Quote from: JoePCool14 on June 30, 2023, 05:06:13 PM
Quote from: Flint1979 on June 21, 2023, 10:41:27 PM
Seriously the most pulled over out of state vehicles I see have Illinois license plates.

Because if you're driving in Illinois and you're not doing at least 10 over, you'll probably have someone tailgating you hard.
What I've learned from driving in Illinois and Ontario is that I will have someone tailgating me no matter what I do, so I stopped giving a damn and just drive the speed limit.

Rothman

Quote from: algorerhythms on July 02, 2023, 09:50:46 AM
Quote from: JoePCool14 on June 30, 2023, 05:06:13 PM
Quote from: Flint1979 on June 21, 2023, 10:41:27 PM
Seriously the most pulled over out of state vehicles I see have Illinois license plates.

Because if you're driving in Illinois and you're not doing at least 10 over, you'll probably have someone tailgating you hard.
What I've learned from driving in Illinois and Ontario is that I will have someone tailgating me no matter what I do, so I stopped giving a damn and just drive the speed limit.

Ah, a Nestor.

I've always found it relatively easy to not block the left lane and be courteous when I'm driving slower than traffic.
Please note: All comments here represent my own personal opinion and do not reflect the official position(s) of NYSDOT.

algorerhythms

Quote from: Rothman on July 02, 2023, 09:53:54 AM
Quote from: algorerhythms on July 02, 2023, 09:50:46 AM
Quote from: JoePCool14 on June 30, 2023, 05:06:13 PM
Quote from: Flint1979 on June 21, 2023, 10:41:27 PM
Seriously the most pulled over out of state vehicles I see have Illinois license plates.

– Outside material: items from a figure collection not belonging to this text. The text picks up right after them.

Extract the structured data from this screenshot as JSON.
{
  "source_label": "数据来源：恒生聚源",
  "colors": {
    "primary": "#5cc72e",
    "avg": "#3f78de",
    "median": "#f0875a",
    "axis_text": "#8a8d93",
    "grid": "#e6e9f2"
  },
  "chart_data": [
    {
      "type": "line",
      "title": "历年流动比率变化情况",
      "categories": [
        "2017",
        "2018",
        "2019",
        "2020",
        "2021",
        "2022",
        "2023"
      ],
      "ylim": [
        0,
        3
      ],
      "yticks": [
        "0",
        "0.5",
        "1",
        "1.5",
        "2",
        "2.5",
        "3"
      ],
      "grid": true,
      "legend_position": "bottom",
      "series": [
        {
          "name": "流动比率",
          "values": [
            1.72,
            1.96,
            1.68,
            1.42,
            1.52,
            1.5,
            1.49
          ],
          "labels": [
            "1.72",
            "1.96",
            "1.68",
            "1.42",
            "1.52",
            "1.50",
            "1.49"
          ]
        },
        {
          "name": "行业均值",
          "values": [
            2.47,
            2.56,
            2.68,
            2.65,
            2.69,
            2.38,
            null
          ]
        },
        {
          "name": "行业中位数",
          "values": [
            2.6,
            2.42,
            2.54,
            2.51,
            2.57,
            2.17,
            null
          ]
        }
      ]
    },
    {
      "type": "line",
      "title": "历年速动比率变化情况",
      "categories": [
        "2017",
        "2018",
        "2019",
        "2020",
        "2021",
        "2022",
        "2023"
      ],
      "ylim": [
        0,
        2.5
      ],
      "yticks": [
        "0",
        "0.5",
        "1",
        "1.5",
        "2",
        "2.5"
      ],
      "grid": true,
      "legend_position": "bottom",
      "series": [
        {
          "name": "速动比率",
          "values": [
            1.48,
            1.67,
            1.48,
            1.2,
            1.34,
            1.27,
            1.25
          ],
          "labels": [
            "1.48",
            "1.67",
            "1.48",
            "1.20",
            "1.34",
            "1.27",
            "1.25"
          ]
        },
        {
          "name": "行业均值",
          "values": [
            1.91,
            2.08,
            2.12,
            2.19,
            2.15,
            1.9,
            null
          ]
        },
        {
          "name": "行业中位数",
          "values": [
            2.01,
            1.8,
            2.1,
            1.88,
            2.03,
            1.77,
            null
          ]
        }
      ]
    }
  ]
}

Because if you're driving in Illinois and you're not doing at least 10 over, you'll probably have someone tailgating you hard.
What I've learned from driving in Illinois and Ontario is that I will have someone tailgating me no matter what I do, so I stopped giving a damn and just drive the speed limit.

Ah, a Nestor.

I've always found it relatively easy to not block the left lane and be courteous when I'm driving slower than traffic.
You automatically assume I block the left lane?